A question that came up with the way that Palm-LES handles buildings in urban environments is related to diffuse reflection of radiation.
Palm uses a structured rectangular mesh and therefore can only represent grid aligned edges.
So instead of having a diagonal wall fassade as in a)
, the buildings are approximated with grid aligned zig-zag edges.
Mesh visualizations in b)
, c)
and d)
depict the same street on varying resolutions.
The width of the street, i.e. the distance between the buildings is \(\sqrt{2} \cdot 50 m\), i.e. a distance in x and y of \(50m\).
While this change in geometry certainly has an impact on the radiative transfer in case of complicated reflection functions (BRDF’s), in the scope of the Mosaik2 project where the goal is to drive the LES model with readily available data, we assume lambertian reflection with broadband albedo values. This opens up a couple of remaining questions …
- Does the grid alignment have a non-negligible effect on bulk properties of the radiative transfer (e.g. average absorption in the urban canopy), even in the case of lambertian reflections.

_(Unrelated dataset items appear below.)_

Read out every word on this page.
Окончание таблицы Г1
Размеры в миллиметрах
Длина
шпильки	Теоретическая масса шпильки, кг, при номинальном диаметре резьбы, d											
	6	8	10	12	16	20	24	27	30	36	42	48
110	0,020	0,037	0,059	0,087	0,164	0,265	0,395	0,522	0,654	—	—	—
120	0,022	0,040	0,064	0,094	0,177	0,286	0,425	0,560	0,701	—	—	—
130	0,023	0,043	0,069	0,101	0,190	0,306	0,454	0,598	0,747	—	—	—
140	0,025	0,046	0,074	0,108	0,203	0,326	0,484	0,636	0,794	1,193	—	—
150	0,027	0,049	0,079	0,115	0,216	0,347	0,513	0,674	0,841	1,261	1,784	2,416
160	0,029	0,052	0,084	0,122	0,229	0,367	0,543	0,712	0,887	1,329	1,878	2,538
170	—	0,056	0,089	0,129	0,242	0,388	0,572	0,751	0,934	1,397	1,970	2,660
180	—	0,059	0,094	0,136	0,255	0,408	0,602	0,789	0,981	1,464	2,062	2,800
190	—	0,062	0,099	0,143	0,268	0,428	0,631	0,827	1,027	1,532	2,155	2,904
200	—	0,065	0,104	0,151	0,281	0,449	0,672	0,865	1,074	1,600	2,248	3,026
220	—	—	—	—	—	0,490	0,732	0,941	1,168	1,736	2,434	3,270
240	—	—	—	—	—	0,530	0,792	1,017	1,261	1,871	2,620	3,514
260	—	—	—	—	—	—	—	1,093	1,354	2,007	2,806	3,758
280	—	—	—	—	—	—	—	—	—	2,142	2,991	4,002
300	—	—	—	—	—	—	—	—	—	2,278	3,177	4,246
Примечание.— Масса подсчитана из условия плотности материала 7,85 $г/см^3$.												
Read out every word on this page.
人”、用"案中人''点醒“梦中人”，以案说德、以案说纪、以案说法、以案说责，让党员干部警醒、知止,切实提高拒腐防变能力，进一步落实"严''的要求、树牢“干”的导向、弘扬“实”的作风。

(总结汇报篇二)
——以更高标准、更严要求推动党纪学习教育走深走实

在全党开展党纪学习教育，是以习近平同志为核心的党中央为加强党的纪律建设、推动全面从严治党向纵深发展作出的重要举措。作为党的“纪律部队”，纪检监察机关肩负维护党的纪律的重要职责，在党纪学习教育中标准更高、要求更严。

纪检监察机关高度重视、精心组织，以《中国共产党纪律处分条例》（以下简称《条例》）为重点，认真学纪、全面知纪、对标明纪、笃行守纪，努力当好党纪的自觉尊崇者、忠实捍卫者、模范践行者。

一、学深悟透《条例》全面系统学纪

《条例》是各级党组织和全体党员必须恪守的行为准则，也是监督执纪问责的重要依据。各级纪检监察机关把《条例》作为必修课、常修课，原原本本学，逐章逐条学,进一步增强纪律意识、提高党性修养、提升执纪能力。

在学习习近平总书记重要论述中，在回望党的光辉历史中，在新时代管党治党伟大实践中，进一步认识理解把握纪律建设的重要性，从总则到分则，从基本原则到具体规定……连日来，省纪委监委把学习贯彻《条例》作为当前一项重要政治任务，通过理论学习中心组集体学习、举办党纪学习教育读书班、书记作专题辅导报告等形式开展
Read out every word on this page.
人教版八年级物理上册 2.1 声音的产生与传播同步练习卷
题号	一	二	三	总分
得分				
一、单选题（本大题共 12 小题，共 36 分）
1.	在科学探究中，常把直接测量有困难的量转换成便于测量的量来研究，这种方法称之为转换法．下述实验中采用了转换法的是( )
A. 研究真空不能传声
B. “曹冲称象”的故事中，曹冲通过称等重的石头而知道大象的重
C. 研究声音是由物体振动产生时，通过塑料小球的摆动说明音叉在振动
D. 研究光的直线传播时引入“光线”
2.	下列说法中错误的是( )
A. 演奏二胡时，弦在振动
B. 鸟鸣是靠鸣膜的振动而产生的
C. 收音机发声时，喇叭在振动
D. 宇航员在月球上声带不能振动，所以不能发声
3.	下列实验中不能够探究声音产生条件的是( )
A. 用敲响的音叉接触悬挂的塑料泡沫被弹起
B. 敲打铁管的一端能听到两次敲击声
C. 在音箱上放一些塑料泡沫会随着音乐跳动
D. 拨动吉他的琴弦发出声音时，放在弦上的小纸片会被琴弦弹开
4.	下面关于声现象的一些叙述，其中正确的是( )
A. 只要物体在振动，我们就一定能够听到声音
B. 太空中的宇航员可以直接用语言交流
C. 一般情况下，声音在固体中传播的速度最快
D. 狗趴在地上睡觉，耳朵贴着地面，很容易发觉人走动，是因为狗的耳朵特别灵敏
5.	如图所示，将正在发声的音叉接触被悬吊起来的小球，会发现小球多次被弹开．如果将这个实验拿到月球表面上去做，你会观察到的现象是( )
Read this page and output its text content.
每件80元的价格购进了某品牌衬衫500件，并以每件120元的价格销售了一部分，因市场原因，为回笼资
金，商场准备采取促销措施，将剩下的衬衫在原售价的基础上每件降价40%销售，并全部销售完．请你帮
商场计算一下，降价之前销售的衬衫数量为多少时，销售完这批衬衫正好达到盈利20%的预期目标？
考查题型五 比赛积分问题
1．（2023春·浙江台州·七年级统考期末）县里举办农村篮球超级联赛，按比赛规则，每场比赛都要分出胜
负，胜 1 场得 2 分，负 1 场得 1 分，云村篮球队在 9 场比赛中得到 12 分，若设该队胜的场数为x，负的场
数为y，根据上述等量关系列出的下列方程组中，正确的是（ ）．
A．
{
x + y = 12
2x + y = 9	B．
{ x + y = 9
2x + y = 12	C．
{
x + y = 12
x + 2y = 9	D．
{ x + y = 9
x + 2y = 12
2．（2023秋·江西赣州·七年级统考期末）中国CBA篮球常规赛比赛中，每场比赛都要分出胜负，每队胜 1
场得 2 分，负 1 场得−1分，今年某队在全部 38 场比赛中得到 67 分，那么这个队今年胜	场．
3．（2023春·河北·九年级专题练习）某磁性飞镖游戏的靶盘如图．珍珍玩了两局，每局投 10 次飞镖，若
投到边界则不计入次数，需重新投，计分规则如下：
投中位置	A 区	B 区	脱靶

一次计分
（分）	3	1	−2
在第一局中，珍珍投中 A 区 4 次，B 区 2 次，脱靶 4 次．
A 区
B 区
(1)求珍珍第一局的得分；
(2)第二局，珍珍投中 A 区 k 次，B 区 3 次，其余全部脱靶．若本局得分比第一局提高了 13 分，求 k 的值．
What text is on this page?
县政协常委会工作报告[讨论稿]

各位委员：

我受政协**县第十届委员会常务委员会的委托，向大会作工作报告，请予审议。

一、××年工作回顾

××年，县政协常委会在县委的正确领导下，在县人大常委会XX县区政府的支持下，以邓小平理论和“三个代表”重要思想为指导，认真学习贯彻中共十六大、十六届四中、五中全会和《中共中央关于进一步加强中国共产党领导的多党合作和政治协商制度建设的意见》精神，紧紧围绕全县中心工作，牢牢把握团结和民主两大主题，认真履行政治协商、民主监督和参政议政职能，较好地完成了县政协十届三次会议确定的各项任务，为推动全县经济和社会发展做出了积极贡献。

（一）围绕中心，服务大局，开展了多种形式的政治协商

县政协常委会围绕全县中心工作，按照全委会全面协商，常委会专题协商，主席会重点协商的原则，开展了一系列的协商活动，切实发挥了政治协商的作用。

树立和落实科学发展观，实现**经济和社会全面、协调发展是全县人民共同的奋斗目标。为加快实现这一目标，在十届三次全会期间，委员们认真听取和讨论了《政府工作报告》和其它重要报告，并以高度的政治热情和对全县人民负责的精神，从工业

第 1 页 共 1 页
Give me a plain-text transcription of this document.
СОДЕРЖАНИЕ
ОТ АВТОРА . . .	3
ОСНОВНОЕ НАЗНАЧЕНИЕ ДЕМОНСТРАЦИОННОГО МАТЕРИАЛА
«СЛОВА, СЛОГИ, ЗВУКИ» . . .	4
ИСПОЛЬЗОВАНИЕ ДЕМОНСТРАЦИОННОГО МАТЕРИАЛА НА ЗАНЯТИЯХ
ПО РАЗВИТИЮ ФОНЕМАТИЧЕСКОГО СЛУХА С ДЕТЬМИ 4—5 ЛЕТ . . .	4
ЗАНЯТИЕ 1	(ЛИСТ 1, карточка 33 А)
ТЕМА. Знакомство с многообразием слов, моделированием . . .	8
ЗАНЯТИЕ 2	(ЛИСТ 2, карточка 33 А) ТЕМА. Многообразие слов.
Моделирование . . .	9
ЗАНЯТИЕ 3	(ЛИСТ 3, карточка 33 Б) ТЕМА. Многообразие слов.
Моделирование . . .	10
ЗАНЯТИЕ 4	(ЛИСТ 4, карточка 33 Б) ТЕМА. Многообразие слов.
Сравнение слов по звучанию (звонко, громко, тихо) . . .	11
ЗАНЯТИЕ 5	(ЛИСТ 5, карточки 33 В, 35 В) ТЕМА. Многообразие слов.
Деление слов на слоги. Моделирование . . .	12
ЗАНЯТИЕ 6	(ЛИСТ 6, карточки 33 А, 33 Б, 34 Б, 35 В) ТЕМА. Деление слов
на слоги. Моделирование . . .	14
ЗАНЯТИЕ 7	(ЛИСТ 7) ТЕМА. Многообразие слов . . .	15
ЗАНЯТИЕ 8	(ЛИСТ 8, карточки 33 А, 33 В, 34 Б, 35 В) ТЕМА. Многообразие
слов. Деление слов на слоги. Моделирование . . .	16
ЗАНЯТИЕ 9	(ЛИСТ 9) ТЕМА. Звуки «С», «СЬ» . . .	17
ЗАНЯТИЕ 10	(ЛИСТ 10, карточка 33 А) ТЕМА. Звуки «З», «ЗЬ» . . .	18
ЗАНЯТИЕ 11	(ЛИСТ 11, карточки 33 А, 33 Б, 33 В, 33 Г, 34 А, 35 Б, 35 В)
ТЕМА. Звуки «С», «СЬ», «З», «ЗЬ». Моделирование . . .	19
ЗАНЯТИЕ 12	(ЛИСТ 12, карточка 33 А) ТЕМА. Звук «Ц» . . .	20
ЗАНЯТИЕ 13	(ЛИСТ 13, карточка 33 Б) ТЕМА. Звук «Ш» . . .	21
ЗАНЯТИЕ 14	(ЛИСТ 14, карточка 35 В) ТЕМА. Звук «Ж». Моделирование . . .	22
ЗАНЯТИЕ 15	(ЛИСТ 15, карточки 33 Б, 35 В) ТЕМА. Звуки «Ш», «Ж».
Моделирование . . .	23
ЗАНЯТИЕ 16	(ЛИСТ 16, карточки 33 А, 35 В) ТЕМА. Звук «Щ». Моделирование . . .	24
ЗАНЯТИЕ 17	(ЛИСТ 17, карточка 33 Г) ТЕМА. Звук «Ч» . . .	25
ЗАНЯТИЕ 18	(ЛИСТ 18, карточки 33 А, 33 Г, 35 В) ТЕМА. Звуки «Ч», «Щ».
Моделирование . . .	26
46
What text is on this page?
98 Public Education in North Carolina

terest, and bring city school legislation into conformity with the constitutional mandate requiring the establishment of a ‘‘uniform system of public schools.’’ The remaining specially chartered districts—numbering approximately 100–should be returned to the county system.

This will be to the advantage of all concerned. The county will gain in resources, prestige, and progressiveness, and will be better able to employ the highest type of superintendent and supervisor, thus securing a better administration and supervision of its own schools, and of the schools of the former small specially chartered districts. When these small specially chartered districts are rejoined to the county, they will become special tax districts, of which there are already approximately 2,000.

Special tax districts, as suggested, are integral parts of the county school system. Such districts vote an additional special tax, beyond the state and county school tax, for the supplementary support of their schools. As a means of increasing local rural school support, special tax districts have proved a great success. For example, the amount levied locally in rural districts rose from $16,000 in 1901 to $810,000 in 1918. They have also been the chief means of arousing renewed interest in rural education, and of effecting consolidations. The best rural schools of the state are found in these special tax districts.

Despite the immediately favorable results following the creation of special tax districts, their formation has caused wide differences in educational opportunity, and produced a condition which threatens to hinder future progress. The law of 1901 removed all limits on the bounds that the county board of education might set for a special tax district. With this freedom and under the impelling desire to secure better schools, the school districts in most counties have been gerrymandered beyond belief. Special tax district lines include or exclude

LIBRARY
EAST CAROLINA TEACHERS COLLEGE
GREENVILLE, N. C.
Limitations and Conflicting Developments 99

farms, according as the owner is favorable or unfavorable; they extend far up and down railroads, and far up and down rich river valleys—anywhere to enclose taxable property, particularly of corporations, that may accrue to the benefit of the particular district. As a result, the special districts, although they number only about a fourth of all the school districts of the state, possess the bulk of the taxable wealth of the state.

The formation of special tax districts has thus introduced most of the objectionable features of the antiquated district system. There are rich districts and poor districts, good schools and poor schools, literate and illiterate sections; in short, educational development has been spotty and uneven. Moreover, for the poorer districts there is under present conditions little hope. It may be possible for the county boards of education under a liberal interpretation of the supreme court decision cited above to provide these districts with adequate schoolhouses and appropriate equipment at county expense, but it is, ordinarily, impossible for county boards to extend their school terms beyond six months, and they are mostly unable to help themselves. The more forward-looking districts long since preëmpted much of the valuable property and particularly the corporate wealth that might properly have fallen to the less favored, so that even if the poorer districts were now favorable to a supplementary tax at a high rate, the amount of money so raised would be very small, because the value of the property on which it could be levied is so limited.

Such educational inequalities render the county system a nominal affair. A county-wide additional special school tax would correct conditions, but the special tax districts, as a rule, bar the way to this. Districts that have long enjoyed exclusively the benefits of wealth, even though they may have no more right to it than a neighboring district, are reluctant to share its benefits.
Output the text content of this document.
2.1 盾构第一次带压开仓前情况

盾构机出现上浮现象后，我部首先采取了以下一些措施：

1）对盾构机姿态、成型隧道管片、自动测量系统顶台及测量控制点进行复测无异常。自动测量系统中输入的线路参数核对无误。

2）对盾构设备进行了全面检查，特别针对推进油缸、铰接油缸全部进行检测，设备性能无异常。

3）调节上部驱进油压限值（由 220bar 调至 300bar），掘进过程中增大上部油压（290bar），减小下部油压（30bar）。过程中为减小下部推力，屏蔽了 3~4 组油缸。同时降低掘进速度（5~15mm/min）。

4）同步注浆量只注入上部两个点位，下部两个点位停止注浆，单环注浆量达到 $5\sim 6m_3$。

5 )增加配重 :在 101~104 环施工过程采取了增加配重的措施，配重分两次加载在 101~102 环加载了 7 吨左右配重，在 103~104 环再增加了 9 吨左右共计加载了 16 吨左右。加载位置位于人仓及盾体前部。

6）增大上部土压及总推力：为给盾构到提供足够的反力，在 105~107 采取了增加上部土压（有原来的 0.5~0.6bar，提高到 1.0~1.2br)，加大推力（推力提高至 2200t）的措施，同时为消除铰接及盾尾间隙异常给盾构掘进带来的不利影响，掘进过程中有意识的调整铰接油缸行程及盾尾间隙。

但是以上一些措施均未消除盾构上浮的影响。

- If there is an effect, which factors influence it, i.e. is it resolution dependent, does it depend on the solar angles, on the albedo etc
To start answering the above questions, I setup the following simulations:
Fig: Visualizations of surface irradiance in \(W/m^2\) for a)
the diagonal case, and the zig-zag case with b)
\(\Delta x=25m\) and c)
\(\Delta x=3m\)
Fig: Visualizations of surface diffuse irradiance in \(W/m^2\) for a)
the diagonal case, and the zig-zag case with b)
\(\Delta x=25m\) and c)
\(\Delta x=3m\)
- solar zenith angle will be varied (in the depicted example \(45^\circ\))
- the sun is in the south, i.e. bottom (notice the shadow on the surface)
- the domain has circular boundary conditions, i.e. radiation leaving the domain right, enters at the left, same in front and back
- the grid resolution of the zig-zagged blocks is varied
As a proxy for average solar urban canopy absorption, we may look at the reflectivity R of the scene just above the buildings (30m), i.e. we compute
and plot it for various grid resolutions and solar zenith angles.
We see that for small zenith angles, and high-resolution simulations, albeit not fully reaching the value perfectly, we approch the diagonal wall results.
However, the fact that the surface normals in the original case are pointing to [1,-1,0]
versus in the aligned case where we have half of the normals [0, -1, 0]
and the other half at [1,0,0]
changes the reflection pattern which lead to up to 1.5% change in the total absorption.
To put that into perspective, we may look at the diagonal results with the building walls albedo reduced by \(0.1\) (black dotted). The fact that a 0.1 albedo change on the side walls alone has such a large and non-linear(with respect to sun angles) impact on the net-absorption, leads me to the conclusion that the neglect of correct surface orientations may lead to considerable errors but are swamped by insufficient information on building albedo and reflection functions.